Will global headwinds impact demand?

The price of 22 carat gold has gone up from Rs 4,655 per gram to Rs 4,685 per gram, while for 24 carat it has hit Rs 5,111 per gram up from Rs 5,085. Although a weaker dollar did allow global gold prices to make gains, the US Federal Reserve’s 75-point rate hike and a hawkish stance, have managed to curb the surge. The US Fed chairperson has disappointed investors by announcing that the ultimate increase in interest rates will be beyond expectations.

Chennai’s gold rates were highest at Rs 4,741 per gram for 22 carat, and Rs 5,172 per gram for 24 carat of the yellow metal.

Delhi followed with Rs 4,700 for a gram of 22 carat gold and Rs 5,126 for the same volume of 24 carat gold.

Mumbai and Kolkata residents will be paying Rs 4,685 and Rs 5,110 per gram for 22 carat and 24 carat gold respectively.

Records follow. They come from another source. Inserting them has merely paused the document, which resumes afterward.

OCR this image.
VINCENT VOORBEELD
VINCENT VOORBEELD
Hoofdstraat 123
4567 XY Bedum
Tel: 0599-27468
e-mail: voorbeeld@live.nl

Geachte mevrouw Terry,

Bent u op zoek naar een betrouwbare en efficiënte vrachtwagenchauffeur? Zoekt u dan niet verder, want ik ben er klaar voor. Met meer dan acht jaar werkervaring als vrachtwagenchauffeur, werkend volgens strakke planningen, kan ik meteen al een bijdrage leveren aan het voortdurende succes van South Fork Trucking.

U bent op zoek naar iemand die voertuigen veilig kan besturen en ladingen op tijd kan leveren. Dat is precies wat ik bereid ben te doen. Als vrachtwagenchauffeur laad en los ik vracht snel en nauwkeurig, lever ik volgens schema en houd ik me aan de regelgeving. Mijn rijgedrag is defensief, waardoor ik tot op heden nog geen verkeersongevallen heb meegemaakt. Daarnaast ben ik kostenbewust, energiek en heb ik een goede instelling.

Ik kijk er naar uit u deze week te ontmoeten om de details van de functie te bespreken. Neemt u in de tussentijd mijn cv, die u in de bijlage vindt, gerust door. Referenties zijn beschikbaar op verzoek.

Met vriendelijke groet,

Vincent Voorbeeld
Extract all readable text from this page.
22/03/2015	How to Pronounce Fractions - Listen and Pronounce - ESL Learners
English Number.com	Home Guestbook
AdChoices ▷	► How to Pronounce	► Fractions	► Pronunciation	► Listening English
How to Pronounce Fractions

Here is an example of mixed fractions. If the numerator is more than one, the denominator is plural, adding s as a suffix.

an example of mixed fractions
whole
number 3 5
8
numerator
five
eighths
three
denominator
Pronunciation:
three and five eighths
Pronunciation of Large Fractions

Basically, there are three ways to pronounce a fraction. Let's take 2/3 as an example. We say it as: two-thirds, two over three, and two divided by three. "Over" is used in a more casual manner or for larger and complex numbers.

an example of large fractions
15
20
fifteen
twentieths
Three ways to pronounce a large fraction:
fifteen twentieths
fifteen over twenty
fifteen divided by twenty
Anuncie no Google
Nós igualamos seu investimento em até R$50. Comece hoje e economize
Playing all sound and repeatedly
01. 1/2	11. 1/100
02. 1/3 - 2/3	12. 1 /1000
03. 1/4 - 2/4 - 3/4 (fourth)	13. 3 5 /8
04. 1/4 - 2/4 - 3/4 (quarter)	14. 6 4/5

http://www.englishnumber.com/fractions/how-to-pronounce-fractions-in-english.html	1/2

Storage and monetisation in India

Investment in gold is attractive, but storing it is what adds a cost for those holding the yellow metal, as banks also charge for keeping it in vaults. But instead of keeping it at home, monetising gold can even allow people and institutions to earn from their investment on regular intervals. You can make 2.25 per cent returns a year on medium term gold deposits, and 2.50 per cent for long term schemes.

Gold comes with limitations and concerns

Recently the Kedarnath shrine was adorned with 230 kg of gold sheets, but now priests and local authorities are concerned about security of so much precious metal.

The amount of gold people can keep at their homes is also restricted for different members of the household. Married women are allowed to store 500 grams of gold, while the same is 250 grams for unmarried women, and when it comes to men, the quantity comes down to 100 grams.